Not Me
Michael Lavigne, . . Random, $24.95 (300pp) ISBN 978-1-4000-6311-6
Buried beneath ill-advised metaphors (a revelatory journal "was glued to my fingers, like when you touch something really cold, like an ice cube or a metal pole...") and a clunky structure is a provocative debut novel that might have said something profound about growing up in the home of Holocaust survivors. Michael Rosenheim, a divorced stand-up comic, is caring for his Alzheimer's-afflicted father when he discovers 24 volumes of his father's journals.
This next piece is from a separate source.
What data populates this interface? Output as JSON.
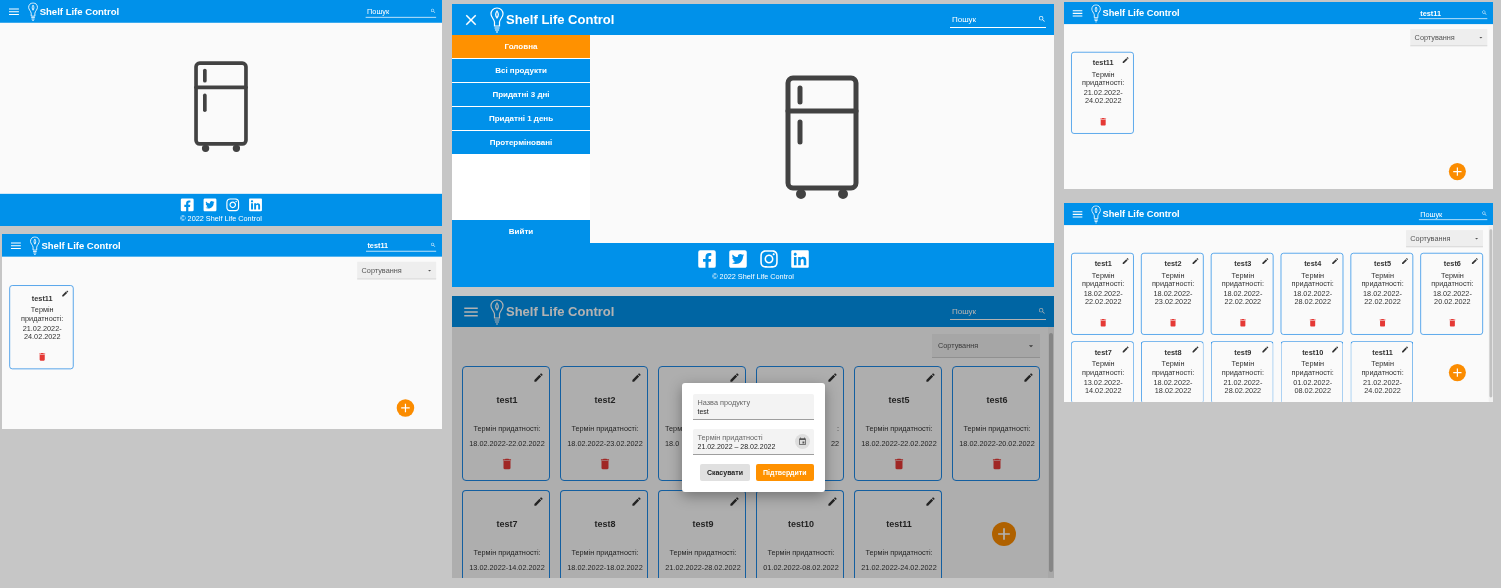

In them, Heshel Rosenheim has detailed (in the form of a novel) that he is not a concentration camp survivor, but a former Nazi accountant at Bergen-Belsen who has posed as a Jew since the end of WWII. The novel flips back and forth between Heshel's story and Michael's attempts to prove it real; Lavigne mixes in subplots about Michael's relationship with his son, his pining for his ex-wife, and his sister's slow, painful death from cancer. The diary sections hold the most sway, and the novel would have been better served had Lavigne kept the present-day story as little more than a frame surrounding the account of how one man transformed himself from SS officer to pillar of the New Jersey Jewish community. Lavigne's book has tremendous potential for drama, but it avoids telling the story at its heart.